Research output: Contribution to Journal/MagazineJournal articlepeer-review

<mark>Journal publication date</mark>1/06/1977
<mark>Journal</mark>Journal of Cell Science
Number of pages20
Pages (from-to)293-312
Publication StatusPublished
<mark>Original language</mark>English


Coated vesicles may be an important component of the micropinocytic system of the human placenta.
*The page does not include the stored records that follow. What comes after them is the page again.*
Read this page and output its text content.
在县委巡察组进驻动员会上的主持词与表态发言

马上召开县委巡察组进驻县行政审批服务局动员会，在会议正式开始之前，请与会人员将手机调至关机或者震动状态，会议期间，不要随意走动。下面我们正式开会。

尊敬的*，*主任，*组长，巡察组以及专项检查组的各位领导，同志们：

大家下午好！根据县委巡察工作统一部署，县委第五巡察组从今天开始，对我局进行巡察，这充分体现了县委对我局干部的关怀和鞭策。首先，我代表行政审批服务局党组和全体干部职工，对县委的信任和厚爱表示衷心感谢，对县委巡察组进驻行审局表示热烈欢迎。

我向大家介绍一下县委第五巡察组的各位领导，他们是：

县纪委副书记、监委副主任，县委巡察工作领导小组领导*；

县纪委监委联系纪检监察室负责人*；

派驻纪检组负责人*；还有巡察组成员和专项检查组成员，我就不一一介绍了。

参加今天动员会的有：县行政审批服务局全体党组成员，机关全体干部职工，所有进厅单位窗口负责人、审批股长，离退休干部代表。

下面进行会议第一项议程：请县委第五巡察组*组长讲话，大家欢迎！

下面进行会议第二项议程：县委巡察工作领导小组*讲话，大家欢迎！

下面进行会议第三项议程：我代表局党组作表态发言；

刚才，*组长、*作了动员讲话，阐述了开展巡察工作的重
Regions of very dense reaction with glycocalyx stains are restricted to membranes within forming and fully formed coated vesicles. This is interpreted as evidence against permanently grouped specific binding sites having a role in the selective uptake of materials by micropinocytosis, and as support for theories of coated-vesicle formation which take into account the dynamic nature of membrane components. The pyroantimonate precipitation technique which was employed in an attempt to localize cations in placental tissue at term resulted in the deposition of electron-dense material in coated vesicles and basement membrane. Examination of the distribution of coated vesicles in placental tissue explants at 8–12 weeks of gestation revealed a restricted distribution of these organelles. Probably more than 89% of coated vesicles lie within the largest vesicles' diameter from the cell surface. Placental coated vesicles were isolated and examined using negative staining. A polygonally patterened structure was apparent on their surfaces. Analysis of the isolated fraction of coated vesicles using sodium dodecyl sulphate polyacrylamide gel electrophoresis shows the presence of a major protein of molecular weight 180000. This is the same molecular weight that has been given for clathrin, the major protein of the raised polygonally patterned structure on the cytoplasmic surface of coated vesicles from other sources.